During the quarter, the mill processed a total of 1.02 million tonnes of ore from a combination of stockpiles and run-of-mine. In the last week of March, with both grinding lines in operation, the mill averaged more than 36,000 tonnes per operating day, largely without the use of the secondary crushers. As previously reported, all of the main operating units are fundamentally performing as expected.

The valuable start-up experience of the first production line was effectively applied to the second production line and results are steadily improving despite lower than expected overall plant availability.

The focus will now shift to adjusting and optimizing both secondary crushers’ by-pass chutes and shuttle conveyors, which is necessary to increase availability and daily throughput levels to plant design. This work is expected to be completed in May 2013.

The mill facility produced 16,841 ounces of gold in its start-up quarter. As per the mine plan, the average head grade was 0.64 g/t and mill recoveries averaged 80%. Mill recoveries reached 86% in March, which is in line with the model recovery. The gravity circuit is expected to be commissioned in the third quarter coinciding with daily throughput closer to design capacity.

In the first quarter, 10.43 million tonnes were mined, of which 8.51 million tonnes were waste (including 4.4 million tonnes of overburden). The run of mine (ROM) ore stockpiles contain over 2.3 million tonnes grading 0.70 g/t. The low-grade stockpile was also increased by 0.62 million tonnes to 1.58 million tonnes grading 0.40 g/t.

The first quarter mining rates in the open pit averaged approximately 123,000 tpd (149,000 tpd in March) of total material moved (overburden, ore, waste and re-handling). Ore mining occurred in narrow, lower grade zones just north of the main Calcite zone where higher localized dilution reduced the average plant feed grade (i.e. mining widths of minimum 15 metres).

In April, the ore mining has transitioned into the wider Calcite zone (+80 metres) where higher grade ore is to be mined during the second quarter and where dilution is expected to be reduced.

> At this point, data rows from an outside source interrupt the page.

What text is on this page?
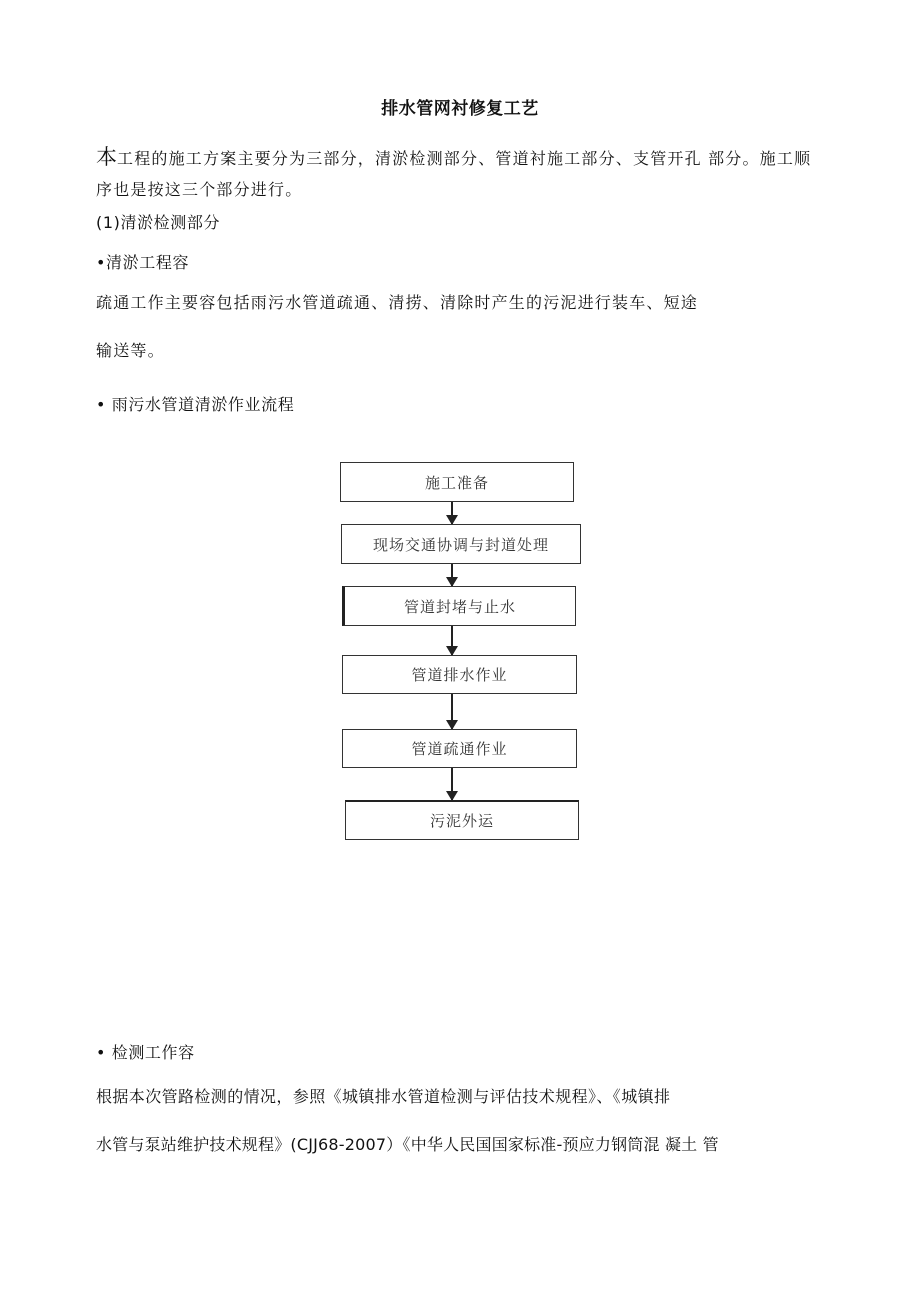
排水管网衬修复工艺
本工程的施工方案主要分为三部分，清淤检测部分、管道衬施工部分、支管开孔 部分。施工顺
序也是按这三个部分进行。
(1)清淤检测部分
•清淤工程容
疏通工作主要容包括雨污水管道疏通、清捞、清除时产生的污泥进行装车、短途
输送等。
• 雨污水管道清淤作业流程
施工准备
现场交通协调与封道处理
管道封堵与止水
管道排水作业
管道疏通作业
污泥外运
• 检测工作容
根据本次管路检测的情况，参照《城镇排水管道检测与评估技术规程》、《城镇排
水管与泵站维护技术规程》(CJJ68-2007）《中华人民国国家标准-预应力钢筒混 凝土 管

The reconciliation work indicates that the mining grades correspond well with the reserve block model, validating the value of the grade control methodology (RC drilling) and applicable mining dilution.

The company has a mining fleet of 20 haul trucks and four shovels available for use, which more than meets the requirements of the 2013 mining operation.

The company had given a production guidance of between 350,000 to 400,000 ounces of gold for 2013 and total cash costs of between $800/oz and $900/oz to be reported after commercial production is declared. The company now believes that producing 350,000 ounces of gold will be at the higher end for 2013 production and will update its guidance in the second quarter.

As of March 31, 2013, the company had approximately $170 million in cash and short-term investments, which includes a $70 million drawdown from its $90 million revolving credit facility.